In 2016, President Mahmoud Abbas visited Thailand and met with then Prime Minister Prayut Chan-o-cha.

== Post-October 7 attacks ==
During the October 7, 2023 Hamas attacks on Israel , 44 Thai citizens were killed, and 31 were kidnapped into the Gaza Strip and held hostage by Hamas. Two of them died in captivity. 23 of the 31 Thai nationals held hostage were released during the November 2023 ceasefire.

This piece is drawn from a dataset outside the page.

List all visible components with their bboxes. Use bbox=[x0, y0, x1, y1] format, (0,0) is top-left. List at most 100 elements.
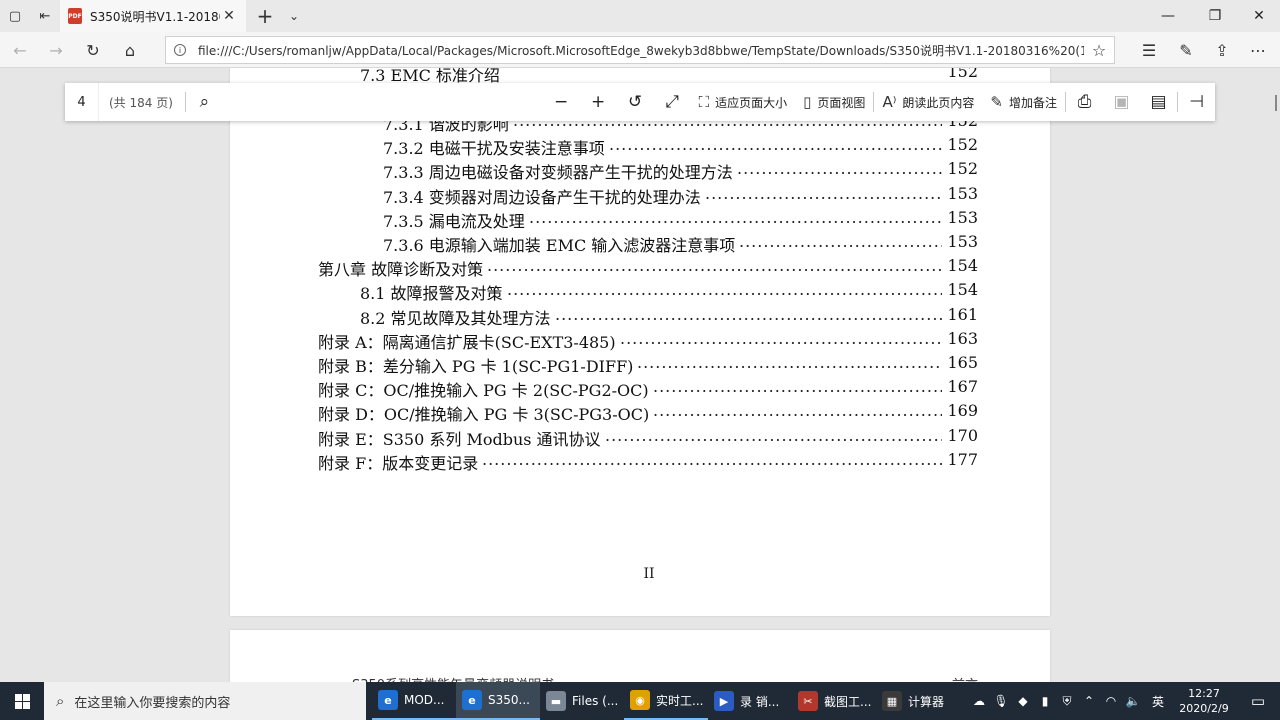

As a response to the Gaza War, Thai Prime Minister Srettha Thavisin expressed his deepest condolences to the government and people of Israel, and condemned Hamas' attack. He also put the Royal Thai Air Force on standby to evacuate its citizens if needed. Deputy foreign affairs minister Jakkapong Sangmanee later said that the country's position was "one of neutrality" and that the government favoured "a solution that would allow Palestine and Israel to coexist."

On 27 October 2023, Thailand was one of 121 countries to vote in favor of a General Assembly resolution calling for an immediate ceasefire to the Gaza war.

In order to strengthen bilateral ties, Walid Abu Ali, Palestine's ambassador to Thailand, who resides in Kuala Lumpur, paid a courtesy call on Parnpree Bahiddha-nukara, the Thai government's deputy prime minister and minister of foreign affairs, on 12 January 2024. In addition to expressing satisfaction with the more than 12-year-old connection, both parties stated that they were willing to work toward furthering it in any areas where there may be mutual interest, especially in the promotion of trade and tourism.

In February 2025, five Thai nationals returned home after being held hostage by Hamas.